The pattern bounds authority, not judgment. It cannot prove an agent makes good decisions — only that bad ones stay within constraints and are recorded. Garbage-in yields a valid proof-of-garbage-out: a mandate-compliant action can still be unwise. Several trust roots remain: the oracle/data feed is trusted for correctness (we bound its damage, not its honesty); if a TEE is used for the reasoner, side-channels are out of scope. The mandate language is currently limited in expressiveness — rich conditional scopes need a verified semantics. Aligning the soft objective layer is the open AI-alignment problem and we make no claim to solve it. Finally, on-chain mandate privacy is a real tension: verifiability and confidentiality pull against each other, and selective-disclosure mechanisms are future work.
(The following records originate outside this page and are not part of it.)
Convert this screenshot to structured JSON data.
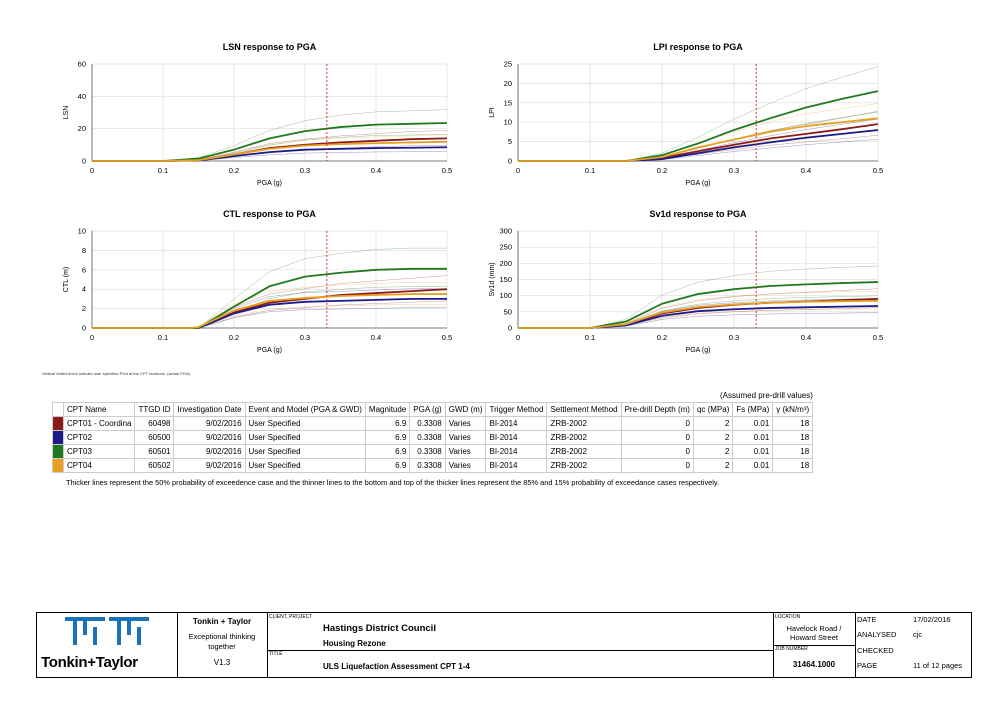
{
  "colors": {
    "cpt01": "#8b1a1a",
    "cpt02": "#1a1a8b",
    "cpt03": "#1f7a1f",
    "cpt04": "#e8a020",
    "limit": "#cc2222",
    "brand": "#1a73b8"
  },
  "chart_data": [
    {
      "type": "line",
      "title": "LSN response to PGA",
      "xlabel": "PGA (g)",
      "ylabel": "LSN",
      "xlim": [
        0,
        0.5
      ],
      "ylim": [
        0,
        60
      ],
      "x_ticks": [
        "0",
        "0.1",
        "0.2",
        "0.3",
        "0.4",
        "0.5"
      ],
      "y_ticks": [
        "0",
        "20",
        "40",
        "60"
      ],
      "vline": 0.3308,
      "x": [
        0.1,
        0.15,
        0.2,
        0.25,
        0.3,
        0.35,
        0.4,
        0.45,
        0.5
      ],
      "series": [
        {
          "values": [
            0,
            0.5,
            4,
            8,
            10,
            11.5,
            12.5,
            13.5,
            14
          ]
        },
        {
          "values": [
            0,
            0.3,
            3,
            5.5,
            7,
            7.5,
            8,
            8.2,
            8.5
          ]
        },
        {
          "values": [
            0,
            1.5,
            7,
            14,
            18.5,
            21,
            22.5,
            23,
            23.5
          ]
        },
        {
          "values": [
            0,
            0.5,
            4,
            7.5,
            9.5,
            10.5,
            11,
            11.5,
            12
          ]
        }
      ]
    },
    {
      "type": "line",
      "title": "LPI response to PGA",
      "xlabel": "PGA (g)",
      "ylabel": "LPI",
      "xlim": [
        0,
        0.5
      ],
      "ylim": [
        0,
        25
      ],
      "x_ticks": [
        "0",
        "0.1",
        "0.2",
        "0.3",
        "0.4",
        "0.5"
      ],
      "y_ticks": [
        "0",
        "5",
        "10",
        "15",
        "20",
        "25"
      ],
      "vline": 0.3308,
      "x": [
        0.1,
        0.15,
        0.2,
        0.25,
        0.3,
        0.35,
        0.4,
        0.45,
        0.5
      ],
      "series": [
        {
          "values": [
            0,
            0,
            0.8,
            2.5,
            4.2,
            5.8,
            7,
            8.2,
            9.5
          ]
        },
        {
          "values": [
            0,
            0,
            0.5,
            2,
            3.5,
            4.8,
            6,
            7,
            8
          ]
        },
        {
          "values": [
            0,
            0,
            1.5,
            4.5,
            8,
            11,
            13.8,
            16,
            18
          ]
        },
        {
          "values": [
            0,
            0,
            1,
            3.5,
            5.5,
            7.5,
            9,
            10,
            11
          ]
        }
      ]
    },
    {
      "type": "line",
      "title": "CTL response to PGA",
      "xlabel": "PGA (g)",
      "ylabel": "CTL (m)",
      "xlim": [
        0,
        0.5
      ],
      "ylim": [
        0,
        10
      ],
      "x_ticks": [
        "0",
        "0.1",
        "0.2",
        "0.3",
        "0.4",
        "0.5"
      ],
      "y_ticks": [
        "0",
        "2",
        "4",
        "6",
        "8",
        "10"
      ],
      "vline": 0.3308,
      "x": [
        0.14,
        0.15,
        0.2,
        0.25,
        0.3,
        0.35,
        0.4,
        0.45,
        0.5
      ],
      "series": [
        {
          "values": [
            0,
            0,
            1.6,
            2.6,
            3,
            3.4,
            3.6,
            3.8,
            4
          ]
        },
        {
          "values": [
            0,
            0,
            1.5,
            2.4,
            2.7,
            2.8,
            2.9,
            3,
            3
          ]
        },
        {
          "values": [
            0,
            0,
            2.2,
            4.3,
            5.3,
            5.7,
            6,
            6.1,
            6.1
          ]
        },
        {
          "values": [
            0,
            0.1,
            1.8,
            2.8,
            3.1,
            3.3,
            3.4,
            3.5,
            3.5
          ]
        }
      ]
    },
    {
      "type": "line",
      "title": "Sv1d response to PGA",
      "xlabel": "PGA (g)",
      "ylabel": "Sv1d (mm)",
      "xlim": [
        0,
        0.5
      ],
      "ylim": [
        0,
        300
      ],
      "x_ticks": [
        "0",
        "0.1",
        "0.2",
        "0.3",
        "0.4",
        "0.5"
      ],
      "y_ticks": [
        "0",
        "50",
        "100",
        "150",
        "200",
        "250",
        "300"
      ],
      "vline": 0.3308,
      "x": [
        0.1,
        0.15,
        0.2,
        0.25,
        0.3,
        0.35,
        0.4,
        0.45,
        0.5
      ],
      "series": [
        {
          "values": [
            0,
            10,
            45,
            62,
            72,
            78,
            82,
            86,
            90
          ]
        },
        {
          "values": [
            0,
            8,
            38,
            52,
            58,
            62,
            64,
            66,
            68
          ]
        },
        {
          "values": [
            0,
            20,
            75,
            105,
            120,
            130,
            135,
            139,
            142
          ]
        },
        {
          "values": [
            0,
            12,
            48,
            65,
            73,
            78,
            81,
            83,
            84
          ]
        }
      ]
    }
  ],
  "note": "Vertical dotted line/s indicate user specified PGA at the CPT locations. (actual PGA)",
  "table": {
    "assumed_label": "(Assumed pre-drill values)",
    "headers": [
      "CPT Name",
      "TTGD ID",
      "Investigation Date",
      "Event and Model (PGA & GWD)",
      "Magnitude",
      "PGA (g)",
      "GWD (m)",
      "Trigger Method",
      "Settlement Method",
      "Pre-drill Depth (m)",
      "qc (MPa)",
      "Fs (MPa)",
      "γ (kN/m³)"
    ],
    "rows": [
      {
        "name": "CPT01 - Coordina",
        "id": "60498",
        "date": "9/02/2016",
        "event": "User Specified",
        "mag": "6.9",
        "pga": "0.3308",
        "gwd": "Varies",
        "trigger": "BI-2014",
        "settle": "ZRB-2002",
        "depth": "0",
        "qc": "2",
        "fs": "0.01",
        "gamma": "18"
      },
      {
        "name": "CPT02",
        "id": "60500",
        "date": "9/02/2016",
        "event": "User Specified",
        "mag": "6.9",
        "pga": "0.3308",
        "gwd": "Varies",
        "trigger": "BI-2014",
        "settle": "ZRB-2002",
        "depth": "0",
        "qc": "2",
        "fs": "0.01",
        "gamma": "18"
      },
      {
        "name": "CPT03",
        "id": "60501",
        "date": "9/02/2016",
        "event": "User Specified",
        "mag": "6.9",
        "pga": "0.3308",
        "gwd": "Varies",
        "trigger": "BI-2014",
        "settle": "ZRB-2002",
        "depth": "0",
        "qc": "2",
        "fs": "0.01",
        "gamma": "18"
      },
      {
        "name": "CPT04",
        "id": "60502",
        "date": "9/02/2016",
        "event": "User Specified",
        "mag": "6.9",
        "pga": "0.3308",
        "gwd": "Varies",
        "trigger": "BI-2014",
        "settle": "ZRB-2002",
        "depth": "0",
        "qc": "2",
        "fs": "0.01",
        "gamma": "18"
      }
    ],
    "footnote": "Thicker lines represent the 50% probability of exceedence case and the thinner lines to the bottom and top of the thicker lines represent the 85% and 15% probability of exceedance cases respectively."
  },
  "title_block": {
    "company": "Tonkin + Taylor",
    "tagline": "Exceptional thinking together",
    "version": "V1.3",
    "logo_text": "Tonkin+Taylor",
    "client_label": "CLIENT, PROJECT",
    "client": "Hastings District Council",
    "project": "Housing Rezone",
    "title_label": "TITLE",
    "title": "ULS Liquefaction Assessment CPT 1-4",
    "location_label": "LOCATION",
    "location": "Havelock Road / Howard Street",
    "job_label": "JOB NUMBER",
    "job": "31464.1000",
    "date_label": "DATE",
    "date": "17/02/2016",
    "analysed_label": "ANALYSED",
    "analysed": "cjc",
    "checked_label": "CHECKED",
    "checked": "",
    "page_label": "PAGE",
    "page": "11 of 12 pages"
  }
}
The confused deputy is not a bug to be patched out of LLM agents; it is intrinsic to a reasoner whose control flow is driven by untrusted language. The remedy is to stop giving such reasoners ambient authority. The Agent Proxy Pattern gives the agent a mandate, not a wallet: a scoped, capped, time-bounded, revocable capability whose every exercise is authorized, settled, and recorded. From this follow a Bounded-Loss Theorem, least privilege, fast revocation, non-custody, verifiability, and monotonic attenuation — and, as a cross-disciplinary consequence, insurability. The pattern unifies SSO, RBAC, capital, content-licensing, and skill authorization as instances of one model, and composes with A2A and AP2/x402 rather than competing. Future work: insurance markets for agent fleets; content-licensing-as-capability (RSL/Story over Arc micropayments); attenuated agent-swarm delegation at scale; and a formal mandate language with verified semantics and machine-checked proofs of the properties sketched here.